Aug. 8 (Bloomberg) -- Yuan forwards climbed to the strongest level in seven weeks and the onshore spot rate touched a 19-year high after the central bank raised its reference rate for the fourth day in a row and exports beat forecasts.

Overseas shipments rose 5.1 percent from a year earlier in July after contracting 3.1 percent in June, official data showed today. That exceeded the median estimate of 2 percent growth in a Bloomberg survey. Imports advanced 10.9 percent, higher than the forecast of a 1 percent gain. The People’s Bank of China raised the daily fixing 0.04 percent to 6.1703 per dollar, the strongest since July 24.

“We are seeing more signs that China’s economy is stabilizing, and that’s positive for the yuan and its global usage,” said Kenix Lai, a foreign-exchange analyst at Bank of East Asia Ltd. “Sentiment has improved on speculation that the leadership will roll out measures to support growth.”

Twelve-month non-deliverable forwards rose 0.2 percent to 6.2644 per dollar as of 5:22 p.m. in Hong Kong, the strongest since June 18, according to data compiled by Bloomberg. The contracts traded at a 2.3 percent discount to the onshore spot, which closed 0.05 percent lower at 6.1225 in Shanghai, China Foreign Exchange Trade System prices show. The onshore currency earlier touched 6.1143, the highest since the government unified the official and market exchange rates at the end of 1993.

Drag on Exports

The yuan has gained 1.8 percent against the dollar this year, making it the best performer among 24 emerging-market currencies tracked by Bloomberg. The average yield on Dim Sum bonds fell to the lowest since June 20 this week on the yuan’s rally, a Deutsche Bank AG and Standard & Poor’s index shows. The nation’s foreign-exchange position may resume “moderate” growth, China Securities Journal reported, citing people it didn’t identify.

An “overly strong” yuan, especially against key Asian currencies, remains a drag on China’s trade competitiveness, Liu Li-gang and Hao Zhou, economists at Australia & New Zealand Banking Group Ltd., wrote in a note today. The yuan’s strength could be a signal that the PBOC wants to widen the currency’s trading band, they wrote.
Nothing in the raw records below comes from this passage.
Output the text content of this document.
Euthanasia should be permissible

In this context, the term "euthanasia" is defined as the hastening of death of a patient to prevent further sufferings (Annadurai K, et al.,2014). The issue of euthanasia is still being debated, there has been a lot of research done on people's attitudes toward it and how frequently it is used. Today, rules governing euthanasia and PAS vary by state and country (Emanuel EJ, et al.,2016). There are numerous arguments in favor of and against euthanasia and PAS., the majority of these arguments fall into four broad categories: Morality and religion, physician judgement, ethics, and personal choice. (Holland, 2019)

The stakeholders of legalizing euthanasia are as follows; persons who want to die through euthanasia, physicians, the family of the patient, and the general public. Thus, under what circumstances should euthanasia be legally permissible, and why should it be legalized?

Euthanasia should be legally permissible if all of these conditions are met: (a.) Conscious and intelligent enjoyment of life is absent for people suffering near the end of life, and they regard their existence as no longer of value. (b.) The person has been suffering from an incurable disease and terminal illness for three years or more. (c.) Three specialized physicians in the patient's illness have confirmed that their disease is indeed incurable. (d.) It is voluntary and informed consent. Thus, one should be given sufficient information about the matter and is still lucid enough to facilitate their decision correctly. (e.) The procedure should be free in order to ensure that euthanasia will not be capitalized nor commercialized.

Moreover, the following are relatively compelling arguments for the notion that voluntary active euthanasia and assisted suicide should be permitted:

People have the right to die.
In Hong Kong’s offshore market, the yuan advanced 0.05 percent to 6.1150, after touching a record 6.1127. One-month implied volatility in the onshore yuan, a measure of expected moves in the exchange rate used to price options, was steady at 1.23 percent.

“Trade data for July comes in much stronger than expected,” Dariusz Kowalczyk, a Hong Kong-based strategist at Credit Agricole CIB, wrote in a note today. “All this confirms our view that the economy has bottomed out and will re-accelerate in the second half. We’d like to call the end to worries over China for this year.”